India’s Karnataka state passes controversial law against forced conversions
Stay tunned with 24 News HD Android App
Following the model of states ruled by the Hindu nationalist BJP in the North, the state of Karnataka has passed a law against forced conversions.
But civil society fears it will be a pretext for attacking the country's religious minorities.
Defending Hinduism against aggressive proselytising has become the obsession of the ruling BJP party, even though the Indian Supreme Court itself acknowledges that it is difficult to observe this reality on the ground. The latest state to legislate is Karnataka, which passed an "anti-conversion law" on Tuesday 21 December.
Any change of religion must now be reported to the authorities at least two months in advance. Families or neighbours will have the right to raise suspicions. Those found guilty of manipulating followers will face up to ten years in prison.
Christians are targeted, even if the government denies it. According to the archbishop of the capital Bangalore, Christians are often wrongly accused of forced conversions by Hindu extremists.
Brijesh Kalaapa, the spokesperson for the Congress party in Karnataka, fears an increase in religious violence. "If there are really mass conversions of Hindus to Christianity, how come the number of Christians in Karnataka is falling?
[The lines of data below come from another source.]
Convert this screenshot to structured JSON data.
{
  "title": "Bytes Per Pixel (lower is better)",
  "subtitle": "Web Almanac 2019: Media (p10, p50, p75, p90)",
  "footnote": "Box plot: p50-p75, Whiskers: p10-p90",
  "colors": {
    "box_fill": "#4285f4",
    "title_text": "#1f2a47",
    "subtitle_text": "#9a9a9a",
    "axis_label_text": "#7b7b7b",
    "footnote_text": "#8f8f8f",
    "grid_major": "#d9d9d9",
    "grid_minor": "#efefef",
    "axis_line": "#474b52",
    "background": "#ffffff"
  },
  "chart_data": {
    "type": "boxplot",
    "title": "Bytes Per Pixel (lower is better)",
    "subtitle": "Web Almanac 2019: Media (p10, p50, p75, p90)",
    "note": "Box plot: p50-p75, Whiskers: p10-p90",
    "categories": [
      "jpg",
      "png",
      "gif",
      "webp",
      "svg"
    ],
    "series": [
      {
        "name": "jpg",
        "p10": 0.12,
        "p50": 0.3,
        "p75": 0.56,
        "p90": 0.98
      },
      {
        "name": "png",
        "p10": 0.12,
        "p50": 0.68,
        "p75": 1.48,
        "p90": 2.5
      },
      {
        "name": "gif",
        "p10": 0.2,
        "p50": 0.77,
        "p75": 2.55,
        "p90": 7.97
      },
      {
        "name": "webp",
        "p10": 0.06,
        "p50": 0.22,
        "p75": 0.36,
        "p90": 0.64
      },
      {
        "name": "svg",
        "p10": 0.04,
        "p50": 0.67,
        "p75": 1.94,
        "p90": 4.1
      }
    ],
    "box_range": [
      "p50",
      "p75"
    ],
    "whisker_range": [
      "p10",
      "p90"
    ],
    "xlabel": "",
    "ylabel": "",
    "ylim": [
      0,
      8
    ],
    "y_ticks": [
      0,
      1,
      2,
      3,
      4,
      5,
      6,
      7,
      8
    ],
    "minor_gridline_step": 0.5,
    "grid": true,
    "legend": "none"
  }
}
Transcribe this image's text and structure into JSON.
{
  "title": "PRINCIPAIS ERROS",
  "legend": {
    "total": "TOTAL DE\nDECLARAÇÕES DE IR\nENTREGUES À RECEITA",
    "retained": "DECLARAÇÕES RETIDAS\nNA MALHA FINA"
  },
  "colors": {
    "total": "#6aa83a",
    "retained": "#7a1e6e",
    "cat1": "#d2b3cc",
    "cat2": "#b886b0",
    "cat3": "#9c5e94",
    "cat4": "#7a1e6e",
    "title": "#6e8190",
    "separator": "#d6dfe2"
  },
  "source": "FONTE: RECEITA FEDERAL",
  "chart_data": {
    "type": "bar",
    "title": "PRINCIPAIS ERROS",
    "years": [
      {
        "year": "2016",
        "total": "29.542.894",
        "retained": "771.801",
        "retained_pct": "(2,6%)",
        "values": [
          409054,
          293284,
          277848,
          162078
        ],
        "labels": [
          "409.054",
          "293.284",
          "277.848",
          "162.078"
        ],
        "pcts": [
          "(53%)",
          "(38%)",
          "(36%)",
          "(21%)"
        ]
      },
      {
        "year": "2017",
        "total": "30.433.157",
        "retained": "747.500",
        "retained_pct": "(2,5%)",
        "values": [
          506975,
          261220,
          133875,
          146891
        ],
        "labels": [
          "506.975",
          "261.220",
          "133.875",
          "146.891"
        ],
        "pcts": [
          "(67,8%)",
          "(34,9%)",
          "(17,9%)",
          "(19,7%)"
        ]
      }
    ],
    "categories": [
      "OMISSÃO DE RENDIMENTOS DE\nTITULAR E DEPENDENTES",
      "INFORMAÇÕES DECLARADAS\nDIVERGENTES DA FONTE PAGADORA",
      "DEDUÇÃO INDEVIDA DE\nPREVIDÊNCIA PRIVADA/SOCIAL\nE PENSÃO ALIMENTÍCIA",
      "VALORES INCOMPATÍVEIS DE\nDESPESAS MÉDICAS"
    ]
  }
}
They are less than 3%! The truth is that since this law has been discussed, ten attacks have taken place on Christian communities!"
According to a report by the NGO United Christian Forum, Karnataka is indeed experiencing a sharp rise in anti-Christian attacks. The latest example was on 28 November, when a Hindu extremist group broke into a church and physically attacked worshippers, without being bothered by the police.